Mendengar apa yang Sintya katakan, Kania berniat meninggalkan kamar itu sekarang juga. Namun, apa yang ingin ia lakukan tidak berhasil. Karena jarak antara Ikhsan dengan Kania sangat dekat. Hal itu memudahkan Ikhsan untuk menghalangi langkah Kania.
“Lepaskan aku!” ucap Kania dengan nada membentak saat Ikhsan menangkap tangannya.
“Maaf nona Kania. Aku tidak bisa melakukan hal itu sekarang. Aku akan melepaskan nona Kania setelah rencana nona Sintya berhasil.”
“Kamu gila. Brian akan memberikan hukuman padamu jika kamu ketahuan telah mengkhianati dia.”
“Oleh sebab itu, rencana ini harus berhasil dan tidak boleh ketahuan oleh tuan muda. Agar aku aman, dan nona Sintya juga aman.”
“Kamu benar, Mas Ikhsan. Sekarang, ayo pegang dia baik-baik. Kita akan buat dia meminum racun ini dengan baik dan benar.”
“Tidak! Kalian tidak akan berhasil.” Kania berusaha memberontak dalam cengkraman Ikhsan.

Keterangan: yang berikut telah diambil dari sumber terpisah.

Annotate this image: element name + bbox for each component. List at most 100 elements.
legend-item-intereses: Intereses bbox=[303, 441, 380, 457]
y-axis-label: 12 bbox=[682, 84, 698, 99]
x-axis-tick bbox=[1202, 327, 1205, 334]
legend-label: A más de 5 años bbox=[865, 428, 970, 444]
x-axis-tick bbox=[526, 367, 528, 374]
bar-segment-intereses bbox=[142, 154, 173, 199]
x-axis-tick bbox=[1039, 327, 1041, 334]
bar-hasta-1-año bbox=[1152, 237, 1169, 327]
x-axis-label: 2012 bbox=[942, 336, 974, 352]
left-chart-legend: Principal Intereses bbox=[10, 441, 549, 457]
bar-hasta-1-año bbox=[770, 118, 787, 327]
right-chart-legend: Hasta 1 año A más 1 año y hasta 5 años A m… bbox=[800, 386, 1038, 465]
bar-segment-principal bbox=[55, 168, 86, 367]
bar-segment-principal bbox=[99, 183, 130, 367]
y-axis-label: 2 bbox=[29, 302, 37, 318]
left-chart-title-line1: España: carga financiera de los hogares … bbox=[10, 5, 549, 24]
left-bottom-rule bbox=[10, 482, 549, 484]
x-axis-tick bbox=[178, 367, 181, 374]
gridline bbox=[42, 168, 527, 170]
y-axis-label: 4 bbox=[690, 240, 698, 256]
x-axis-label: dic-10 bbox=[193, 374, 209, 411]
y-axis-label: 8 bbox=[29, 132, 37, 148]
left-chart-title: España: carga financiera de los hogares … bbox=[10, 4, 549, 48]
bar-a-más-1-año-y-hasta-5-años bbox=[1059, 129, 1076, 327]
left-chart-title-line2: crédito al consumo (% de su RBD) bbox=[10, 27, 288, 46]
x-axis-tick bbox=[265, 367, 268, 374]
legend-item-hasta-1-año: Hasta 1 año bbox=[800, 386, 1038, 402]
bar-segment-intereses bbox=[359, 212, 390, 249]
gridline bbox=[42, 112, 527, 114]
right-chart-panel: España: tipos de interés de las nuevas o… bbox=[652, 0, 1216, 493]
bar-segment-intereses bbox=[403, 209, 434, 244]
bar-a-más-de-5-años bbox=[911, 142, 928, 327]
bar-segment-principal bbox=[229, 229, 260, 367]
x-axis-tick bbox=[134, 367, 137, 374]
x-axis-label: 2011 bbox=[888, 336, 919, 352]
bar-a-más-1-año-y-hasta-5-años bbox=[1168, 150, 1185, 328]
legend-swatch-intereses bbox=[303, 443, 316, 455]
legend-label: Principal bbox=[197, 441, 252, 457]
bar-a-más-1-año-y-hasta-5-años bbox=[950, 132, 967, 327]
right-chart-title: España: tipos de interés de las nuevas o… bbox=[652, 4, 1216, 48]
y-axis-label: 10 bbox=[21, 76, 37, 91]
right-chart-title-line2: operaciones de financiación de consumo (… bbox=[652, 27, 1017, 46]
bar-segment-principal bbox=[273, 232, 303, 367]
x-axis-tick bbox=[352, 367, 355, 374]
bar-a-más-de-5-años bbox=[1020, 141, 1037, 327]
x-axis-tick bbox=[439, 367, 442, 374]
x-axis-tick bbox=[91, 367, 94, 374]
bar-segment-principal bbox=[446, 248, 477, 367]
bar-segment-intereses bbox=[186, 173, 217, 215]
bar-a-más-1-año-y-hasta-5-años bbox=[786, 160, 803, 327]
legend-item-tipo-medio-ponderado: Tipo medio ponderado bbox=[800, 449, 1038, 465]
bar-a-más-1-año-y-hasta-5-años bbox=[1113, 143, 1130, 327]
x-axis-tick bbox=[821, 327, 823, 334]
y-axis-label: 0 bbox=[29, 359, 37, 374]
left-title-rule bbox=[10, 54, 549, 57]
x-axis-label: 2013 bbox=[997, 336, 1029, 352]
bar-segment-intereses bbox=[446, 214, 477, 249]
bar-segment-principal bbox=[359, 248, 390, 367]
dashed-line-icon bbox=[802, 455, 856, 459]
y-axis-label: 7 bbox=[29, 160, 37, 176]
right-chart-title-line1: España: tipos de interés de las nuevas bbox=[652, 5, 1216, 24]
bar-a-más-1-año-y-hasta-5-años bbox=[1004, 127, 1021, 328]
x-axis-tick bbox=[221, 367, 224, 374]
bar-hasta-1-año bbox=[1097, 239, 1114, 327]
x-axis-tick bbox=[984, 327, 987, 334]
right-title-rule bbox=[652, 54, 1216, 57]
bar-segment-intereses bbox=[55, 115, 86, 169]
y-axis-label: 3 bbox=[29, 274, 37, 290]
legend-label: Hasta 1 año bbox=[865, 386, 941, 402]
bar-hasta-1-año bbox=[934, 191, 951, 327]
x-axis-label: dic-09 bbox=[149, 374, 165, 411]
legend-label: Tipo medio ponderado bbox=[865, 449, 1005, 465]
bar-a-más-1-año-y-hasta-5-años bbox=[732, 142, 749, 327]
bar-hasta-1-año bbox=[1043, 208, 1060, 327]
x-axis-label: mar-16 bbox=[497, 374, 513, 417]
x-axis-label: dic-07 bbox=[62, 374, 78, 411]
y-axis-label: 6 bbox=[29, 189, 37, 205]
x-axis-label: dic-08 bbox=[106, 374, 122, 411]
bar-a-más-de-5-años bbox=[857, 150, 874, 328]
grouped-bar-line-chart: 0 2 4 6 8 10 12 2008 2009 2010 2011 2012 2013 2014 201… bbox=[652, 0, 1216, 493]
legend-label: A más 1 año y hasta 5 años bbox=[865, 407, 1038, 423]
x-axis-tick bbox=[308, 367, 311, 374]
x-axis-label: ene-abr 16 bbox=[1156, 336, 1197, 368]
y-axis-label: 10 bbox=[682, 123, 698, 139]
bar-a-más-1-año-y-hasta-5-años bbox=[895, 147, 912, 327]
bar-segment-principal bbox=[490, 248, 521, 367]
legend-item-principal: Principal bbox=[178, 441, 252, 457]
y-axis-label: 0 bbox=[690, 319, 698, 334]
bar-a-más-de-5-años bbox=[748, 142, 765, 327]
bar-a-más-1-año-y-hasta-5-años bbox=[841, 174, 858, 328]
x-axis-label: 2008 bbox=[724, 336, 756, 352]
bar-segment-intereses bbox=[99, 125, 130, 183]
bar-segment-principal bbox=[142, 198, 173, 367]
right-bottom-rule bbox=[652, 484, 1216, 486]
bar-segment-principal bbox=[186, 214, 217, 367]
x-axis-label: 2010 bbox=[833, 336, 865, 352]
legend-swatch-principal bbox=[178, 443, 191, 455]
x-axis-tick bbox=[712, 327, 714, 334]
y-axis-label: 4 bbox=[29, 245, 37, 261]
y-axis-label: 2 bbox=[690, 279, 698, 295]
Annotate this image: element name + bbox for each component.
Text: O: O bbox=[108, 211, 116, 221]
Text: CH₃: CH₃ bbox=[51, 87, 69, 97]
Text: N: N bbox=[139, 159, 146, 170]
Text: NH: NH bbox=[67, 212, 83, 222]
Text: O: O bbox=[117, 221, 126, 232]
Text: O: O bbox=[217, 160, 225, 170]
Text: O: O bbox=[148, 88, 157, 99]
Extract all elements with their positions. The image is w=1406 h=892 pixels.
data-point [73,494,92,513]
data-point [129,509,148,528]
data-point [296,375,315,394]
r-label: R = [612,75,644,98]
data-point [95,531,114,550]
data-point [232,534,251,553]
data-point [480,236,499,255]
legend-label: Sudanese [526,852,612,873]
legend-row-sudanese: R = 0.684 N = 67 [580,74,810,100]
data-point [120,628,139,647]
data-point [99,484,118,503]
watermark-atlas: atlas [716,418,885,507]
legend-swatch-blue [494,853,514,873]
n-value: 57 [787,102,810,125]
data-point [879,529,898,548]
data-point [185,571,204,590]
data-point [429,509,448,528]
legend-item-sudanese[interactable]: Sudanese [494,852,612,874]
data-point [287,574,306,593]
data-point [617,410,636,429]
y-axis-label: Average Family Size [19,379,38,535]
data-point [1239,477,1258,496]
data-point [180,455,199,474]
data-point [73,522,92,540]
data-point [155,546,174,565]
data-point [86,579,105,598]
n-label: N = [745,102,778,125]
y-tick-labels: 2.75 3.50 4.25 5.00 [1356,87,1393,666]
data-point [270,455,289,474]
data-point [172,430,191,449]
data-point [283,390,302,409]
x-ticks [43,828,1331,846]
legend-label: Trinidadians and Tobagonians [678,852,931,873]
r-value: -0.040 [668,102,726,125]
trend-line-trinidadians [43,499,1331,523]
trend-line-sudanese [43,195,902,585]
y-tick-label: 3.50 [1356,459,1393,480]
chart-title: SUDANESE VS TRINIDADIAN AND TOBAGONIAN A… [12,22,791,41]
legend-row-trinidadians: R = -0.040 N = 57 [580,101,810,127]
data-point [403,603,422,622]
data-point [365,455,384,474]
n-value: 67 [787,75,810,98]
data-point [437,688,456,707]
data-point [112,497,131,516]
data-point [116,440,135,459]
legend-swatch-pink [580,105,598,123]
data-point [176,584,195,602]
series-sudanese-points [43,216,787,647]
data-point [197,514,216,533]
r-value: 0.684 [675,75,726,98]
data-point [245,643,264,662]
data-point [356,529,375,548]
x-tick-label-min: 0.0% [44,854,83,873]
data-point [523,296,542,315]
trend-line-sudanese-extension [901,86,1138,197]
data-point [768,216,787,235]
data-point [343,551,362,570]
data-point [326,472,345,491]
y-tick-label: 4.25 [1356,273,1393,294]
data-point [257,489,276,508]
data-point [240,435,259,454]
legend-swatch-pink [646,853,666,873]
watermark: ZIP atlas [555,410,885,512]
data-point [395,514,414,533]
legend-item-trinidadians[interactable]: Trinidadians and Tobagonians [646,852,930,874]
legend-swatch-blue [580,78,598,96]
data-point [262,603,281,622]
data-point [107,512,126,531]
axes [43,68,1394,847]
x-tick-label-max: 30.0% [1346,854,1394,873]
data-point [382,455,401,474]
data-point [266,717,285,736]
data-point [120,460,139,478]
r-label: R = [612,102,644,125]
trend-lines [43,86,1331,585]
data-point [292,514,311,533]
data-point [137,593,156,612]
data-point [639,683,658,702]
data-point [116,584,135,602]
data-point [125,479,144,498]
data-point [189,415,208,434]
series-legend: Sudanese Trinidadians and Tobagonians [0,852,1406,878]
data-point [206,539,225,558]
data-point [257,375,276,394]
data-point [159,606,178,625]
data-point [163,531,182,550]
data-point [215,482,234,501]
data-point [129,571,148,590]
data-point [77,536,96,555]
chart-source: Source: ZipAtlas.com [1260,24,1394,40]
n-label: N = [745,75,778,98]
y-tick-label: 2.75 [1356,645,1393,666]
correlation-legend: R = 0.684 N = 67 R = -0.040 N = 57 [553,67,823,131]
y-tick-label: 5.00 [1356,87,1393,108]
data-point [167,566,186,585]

“Untuk kamu Sintya. Seperti apapun racun yang kamu berikan padaku, pasti akan ketahuan juga kalau aku diracuni ketika dokter memeriksa aku. Jadi, usaha kamu tidak akan berhasil kali ini.”
“Banyak omong. Apa kamu lupa, kalau aku ini lebih pintar dari kamu. Tentunya, aku pakai racun yang tidak akan ketahuan oleh kak Brian dong Kania.”